Asian Games organisers on Wednesday kicked out an Iranian official for sexually harassing a female volunteer and issued strong warnings after two alleged cases in two days.
The Olympic Council of Asia (OCA) banned football equipment manager Amereh Ahmad from Games sites and asked the Iranian team to send him home for verbally harassing the volunteer on Monday.
Also on Wednesday, police were investigating a Palestinian footballer who was accused of groping a female worker in an athletes’ village laundry room the day before. The player was banned from leaving the country.
The incidents prompted the organising committee to put up signs in Games accommodation warning against harassment, while the OCA said it had “zero tolerance” for such cases.
“It was not a matter of a physical attack; it was verbal sexual harassment,” OCA director general Husain Al-Musallam said in a statement, referring to the Iranian official.
“The OCA will not tolerate any misbehaviour of this nature and we will take a tough stance. We cannot accept this, so we have removed him from the Games.”
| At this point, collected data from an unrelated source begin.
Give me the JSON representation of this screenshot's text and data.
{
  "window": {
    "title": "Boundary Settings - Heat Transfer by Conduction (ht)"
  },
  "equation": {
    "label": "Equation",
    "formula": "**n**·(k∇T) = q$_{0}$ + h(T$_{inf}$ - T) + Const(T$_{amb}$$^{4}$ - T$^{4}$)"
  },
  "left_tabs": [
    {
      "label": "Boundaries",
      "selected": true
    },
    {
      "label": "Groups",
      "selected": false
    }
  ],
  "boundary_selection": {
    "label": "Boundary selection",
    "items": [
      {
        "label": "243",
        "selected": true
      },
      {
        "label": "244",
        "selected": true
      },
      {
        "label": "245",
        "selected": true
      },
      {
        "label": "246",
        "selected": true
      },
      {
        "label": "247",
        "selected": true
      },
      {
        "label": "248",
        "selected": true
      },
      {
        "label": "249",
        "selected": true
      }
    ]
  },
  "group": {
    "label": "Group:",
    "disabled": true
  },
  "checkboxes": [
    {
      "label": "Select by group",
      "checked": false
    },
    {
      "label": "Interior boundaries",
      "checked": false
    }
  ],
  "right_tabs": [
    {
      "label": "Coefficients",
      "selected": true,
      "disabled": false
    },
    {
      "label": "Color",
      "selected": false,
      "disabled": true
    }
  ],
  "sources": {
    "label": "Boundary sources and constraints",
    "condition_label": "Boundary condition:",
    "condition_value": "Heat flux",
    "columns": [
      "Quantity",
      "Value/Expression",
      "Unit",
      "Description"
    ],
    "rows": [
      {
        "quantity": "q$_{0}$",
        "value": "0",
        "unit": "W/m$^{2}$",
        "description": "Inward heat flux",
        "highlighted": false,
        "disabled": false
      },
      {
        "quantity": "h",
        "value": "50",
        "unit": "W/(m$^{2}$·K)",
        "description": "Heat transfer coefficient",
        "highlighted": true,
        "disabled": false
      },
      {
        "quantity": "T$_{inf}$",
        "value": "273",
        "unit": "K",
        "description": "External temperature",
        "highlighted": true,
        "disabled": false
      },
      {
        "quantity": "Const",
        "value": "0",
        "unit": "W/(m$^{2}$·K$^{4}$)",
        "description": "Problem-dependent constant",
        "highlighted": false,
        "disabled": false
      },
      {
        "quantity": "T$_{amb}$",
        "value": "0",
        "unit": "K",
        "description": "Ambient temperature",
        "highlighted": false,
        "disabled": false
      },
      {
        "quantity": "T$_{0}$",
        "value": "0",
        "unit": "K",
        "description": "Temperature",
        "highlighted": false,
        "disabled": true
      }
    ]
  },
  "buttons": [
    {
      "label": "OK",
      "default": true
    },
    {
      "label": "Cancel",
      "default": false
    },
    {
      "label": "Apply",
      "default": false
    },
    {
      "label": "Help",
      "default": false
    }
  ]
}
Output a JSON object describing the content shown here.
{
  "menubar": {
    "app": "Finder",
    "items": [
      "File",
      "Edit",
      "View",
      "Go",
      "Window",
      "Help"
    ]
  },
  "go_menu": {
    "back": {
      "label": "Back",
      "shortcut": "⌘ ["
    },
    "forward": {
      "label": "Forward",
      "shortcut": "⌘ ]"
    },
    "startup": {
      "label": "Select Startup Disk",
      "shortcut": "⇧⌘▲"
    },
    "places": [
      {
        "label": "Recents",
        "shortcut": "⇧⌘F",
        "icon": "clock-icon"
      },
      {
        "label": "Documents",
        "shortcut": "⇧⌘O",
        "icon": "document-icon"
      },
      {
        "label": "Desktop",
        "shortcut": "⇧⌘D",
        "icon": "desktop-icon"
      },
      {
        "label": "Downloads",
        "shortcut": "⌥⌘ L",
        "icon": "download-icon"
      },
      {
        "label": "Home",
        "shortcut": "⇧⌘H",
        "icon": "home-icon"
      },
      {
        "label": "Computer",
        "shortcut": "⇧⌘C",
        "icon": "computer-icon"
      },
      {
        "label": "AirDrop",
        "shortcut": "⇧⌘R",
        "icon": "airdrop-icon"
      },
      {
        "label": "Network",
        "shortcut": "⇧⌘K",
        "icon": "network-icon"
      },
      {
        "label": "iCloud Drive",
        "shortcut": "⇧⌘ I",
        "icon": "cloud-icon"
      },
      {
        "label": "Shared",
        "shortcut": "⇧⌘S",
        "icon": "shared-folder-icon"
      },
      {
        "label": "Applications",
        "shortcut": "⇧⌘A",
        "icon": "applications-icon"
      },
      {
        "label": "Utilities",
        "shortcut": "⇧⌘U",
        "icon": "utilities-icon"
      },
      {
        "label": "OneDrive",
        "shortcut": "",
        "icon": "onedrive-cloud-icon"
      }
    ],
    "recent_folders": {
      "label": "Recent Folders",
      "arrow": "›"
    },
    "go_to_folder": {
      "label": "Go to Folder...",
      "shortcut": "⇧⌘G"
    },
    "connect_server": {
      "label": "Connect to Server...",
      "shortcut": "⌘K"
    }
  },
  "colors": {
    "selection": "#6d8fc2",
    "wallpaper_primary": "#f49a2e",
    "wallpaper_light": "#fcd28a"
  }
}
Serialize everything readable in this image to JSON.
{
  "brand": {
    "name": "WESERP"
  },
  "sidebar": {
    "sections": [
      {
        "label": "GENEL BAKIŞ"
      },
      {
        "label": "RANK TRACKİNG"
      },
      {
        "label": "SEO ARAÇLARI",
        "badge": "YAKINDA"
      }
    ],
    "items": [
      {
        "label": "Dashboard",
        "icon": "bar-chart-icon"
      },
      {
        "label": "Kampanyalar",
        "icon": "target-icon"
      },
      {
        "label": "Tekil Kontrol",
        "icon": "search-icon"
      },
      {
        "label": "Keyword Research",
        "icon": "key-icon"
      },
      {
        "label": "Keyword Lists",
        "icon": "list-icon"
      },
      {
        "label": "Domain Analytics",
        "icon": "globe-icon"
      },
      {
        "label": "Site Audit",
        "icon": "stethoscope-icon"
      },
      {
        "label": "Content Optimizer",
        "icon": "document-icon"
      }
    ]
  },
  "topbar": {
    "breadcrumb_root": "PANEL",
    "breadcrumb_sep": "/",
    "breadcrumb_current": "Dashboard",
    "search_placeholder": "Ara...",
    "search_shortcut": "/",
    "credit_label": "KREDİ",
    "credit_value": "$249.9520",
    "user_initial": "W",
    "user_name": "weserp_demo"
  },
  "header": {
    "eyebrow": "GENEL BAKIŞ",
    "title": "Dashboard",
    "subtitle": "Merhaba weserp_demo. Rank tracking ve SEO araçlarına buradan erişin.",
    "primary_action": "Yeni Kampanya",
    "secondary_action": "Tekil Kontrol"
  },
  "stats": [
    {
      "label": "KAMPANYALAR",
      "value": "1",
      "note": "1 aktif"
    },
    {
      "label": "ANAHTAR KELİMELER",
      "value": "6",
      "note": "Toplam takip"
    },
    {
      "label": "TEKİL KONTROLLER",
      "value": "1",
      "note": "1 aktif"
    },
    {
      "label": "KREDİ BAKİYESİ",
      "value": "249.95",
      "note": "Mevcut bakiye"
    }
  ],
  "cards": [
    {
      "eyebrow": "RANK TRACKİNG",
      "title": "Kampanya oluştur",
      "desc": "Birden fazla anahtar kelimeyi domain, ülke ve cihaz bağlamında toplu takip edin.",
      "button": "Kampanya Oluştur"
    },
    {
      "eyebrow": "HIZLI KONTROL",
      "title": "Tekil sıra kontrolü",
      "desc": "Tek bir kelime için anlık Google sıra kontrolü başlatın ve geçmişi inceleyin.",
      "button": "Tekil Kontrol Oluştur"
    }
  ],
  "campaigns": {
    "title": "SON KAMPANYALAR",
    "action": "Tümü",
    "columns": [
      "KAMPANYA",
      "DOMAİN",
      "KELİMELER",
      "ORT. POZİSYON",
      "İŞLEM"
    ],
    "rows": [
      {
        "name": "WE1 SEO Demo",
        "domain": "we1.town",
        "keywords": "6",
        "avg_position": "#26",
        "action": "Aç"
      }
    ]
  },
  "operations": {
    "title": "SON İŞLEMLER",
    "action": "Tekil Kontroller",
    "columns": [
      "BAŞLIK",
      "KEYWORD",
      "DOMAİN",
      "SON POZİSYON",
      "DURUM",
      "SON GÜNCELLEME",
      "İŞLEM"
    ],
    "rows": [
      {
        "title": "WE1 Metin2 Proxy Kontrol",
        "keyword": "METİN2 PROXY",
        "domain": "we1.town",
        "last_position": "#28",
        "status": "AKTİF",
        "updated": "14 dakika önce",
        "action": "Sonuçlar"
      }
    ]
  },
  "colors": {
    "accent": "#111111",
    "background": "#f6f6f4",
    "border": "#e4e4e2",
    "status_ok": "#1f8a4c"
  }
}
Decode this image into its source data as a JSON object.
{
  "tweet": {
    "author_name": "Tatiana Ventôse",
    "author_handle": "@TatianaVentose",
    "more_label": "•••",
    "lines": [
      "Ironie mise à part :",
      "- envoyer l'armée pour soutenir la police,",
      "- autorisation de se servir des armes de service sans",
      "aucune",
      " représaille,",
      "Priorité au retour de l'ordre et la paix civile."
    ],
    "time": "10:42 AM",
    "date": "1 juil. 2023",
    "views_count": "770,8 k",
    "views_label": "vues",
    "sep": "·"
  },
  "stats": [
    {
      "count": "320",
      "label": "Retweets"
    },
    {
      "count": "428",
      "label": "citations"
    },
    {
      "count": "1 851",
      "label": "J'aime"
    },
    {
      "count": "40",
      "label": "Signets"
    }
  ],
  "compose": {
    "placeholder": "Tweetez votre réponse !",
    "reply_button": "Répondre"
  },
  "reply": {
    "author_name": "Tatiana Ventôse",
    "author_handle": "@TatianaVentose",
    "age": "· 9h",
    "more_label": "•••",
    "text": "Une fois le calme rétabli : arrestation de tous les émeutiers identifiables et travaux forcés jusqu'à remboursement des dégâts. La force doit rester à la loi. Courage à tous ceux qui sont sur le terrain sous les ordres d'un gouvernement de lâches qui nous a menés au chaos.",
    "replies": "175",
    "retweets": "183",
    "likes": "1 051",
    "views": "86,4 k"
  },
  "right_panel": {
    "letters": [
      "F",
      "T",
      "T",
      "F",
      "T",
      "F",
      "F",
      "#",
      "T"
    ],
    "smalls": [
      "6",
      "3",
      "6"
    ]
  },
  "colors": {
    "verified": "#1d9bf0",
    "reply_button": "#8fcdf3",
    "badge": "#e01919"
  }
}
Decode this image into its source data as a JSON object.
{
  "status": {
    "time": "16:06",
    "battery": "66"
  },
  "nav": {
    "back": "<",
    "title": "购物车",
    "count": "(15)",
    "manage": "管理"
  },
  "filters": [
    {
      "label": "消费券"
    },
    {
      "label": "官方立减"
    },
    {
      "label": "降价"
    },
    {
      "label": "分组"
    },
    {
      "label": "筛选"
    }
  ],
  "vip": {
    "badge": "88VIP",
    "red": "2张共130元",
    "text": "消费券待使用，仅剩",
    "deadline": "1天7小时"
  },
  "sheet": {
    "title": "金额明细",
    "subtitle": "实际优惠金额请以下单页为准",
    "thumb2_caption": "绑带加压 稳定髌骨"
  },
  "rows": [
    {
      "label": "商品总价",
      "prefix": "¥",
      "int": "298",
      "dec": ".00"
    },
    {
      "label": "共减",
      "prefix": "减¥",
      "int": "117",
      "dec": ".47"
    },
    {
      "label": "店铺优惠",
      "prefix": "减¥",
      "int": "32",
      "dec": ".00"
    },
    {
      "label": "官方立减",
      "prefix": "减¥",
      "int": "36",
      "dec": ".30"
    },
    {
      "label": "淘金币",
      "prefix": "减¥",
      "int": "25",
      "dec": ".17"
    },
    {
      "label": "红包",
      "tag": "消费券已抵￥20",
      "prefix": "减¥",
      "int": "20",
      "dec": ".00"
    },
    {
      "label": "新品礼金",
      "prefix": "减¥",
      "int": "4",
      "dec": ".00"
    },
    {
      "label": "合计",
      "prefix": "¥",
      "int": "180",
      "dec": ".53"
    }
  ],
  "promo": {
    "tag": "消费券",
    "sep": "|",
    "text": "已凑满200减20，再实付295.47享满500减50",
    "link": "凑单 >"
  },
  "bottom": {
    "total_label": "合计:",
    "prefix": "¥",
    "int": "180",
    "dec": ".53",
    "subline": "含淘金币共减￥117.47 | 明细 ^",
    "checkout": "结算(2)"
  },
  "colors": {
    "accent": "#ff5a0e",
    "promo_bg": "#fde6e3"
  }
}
In a third case related to the Asian Games which formally open on Friday, an Indian gymnast and his coach were under investigation for allegedly harassing a female athlete at a pre-Asiad camp in New Delhi.
The Incheon Asian Games Organising Committee (IAGOC) put up strongly worded posters warning that harassment cases would be prosecuted under South Korean law.
“Sexual violence is a serious crime that impoverishes the victim’s mind and mentality,” said the notices seen in official Games accommodation.
“Sexual violence includes any behaviour that causes sexual humiliation through physical contact.
“The assailant will definitely be punished and may bring down the virtue of his/her nation.”
An IAGOC official said the matter would be addressed at a scheduled meeting on Friday with the OCA and representatives of the Games’ 45 national Olympic committees (NOCs).
He added that workers and volunteers had also been warned to be careful during the two-week event involving 13,000 athletes, coaches and officials.
“We strongly asked all the NOCs to make their players respect the methods and practices of the host country with concern to sexual harassment cases,” the official told AFP.
“We ask volunteers to be more concerned about sexual harassment cases to stop them being sexually harassed,” he added.
In the case in New Delhi, the gymnast made a complaint after a male athlete and his coach “started behaving in a vulgar way and used words which were intolerable.
“First they made comments about my dress and then about my under-garments,” she told an AFP reporter in the Indian capital.
“They made fun of me. They were laughing among themselves and passing comments on me.”
There was no immediate word from Indian authorities on whether the two men would be allowed to travel to the Games.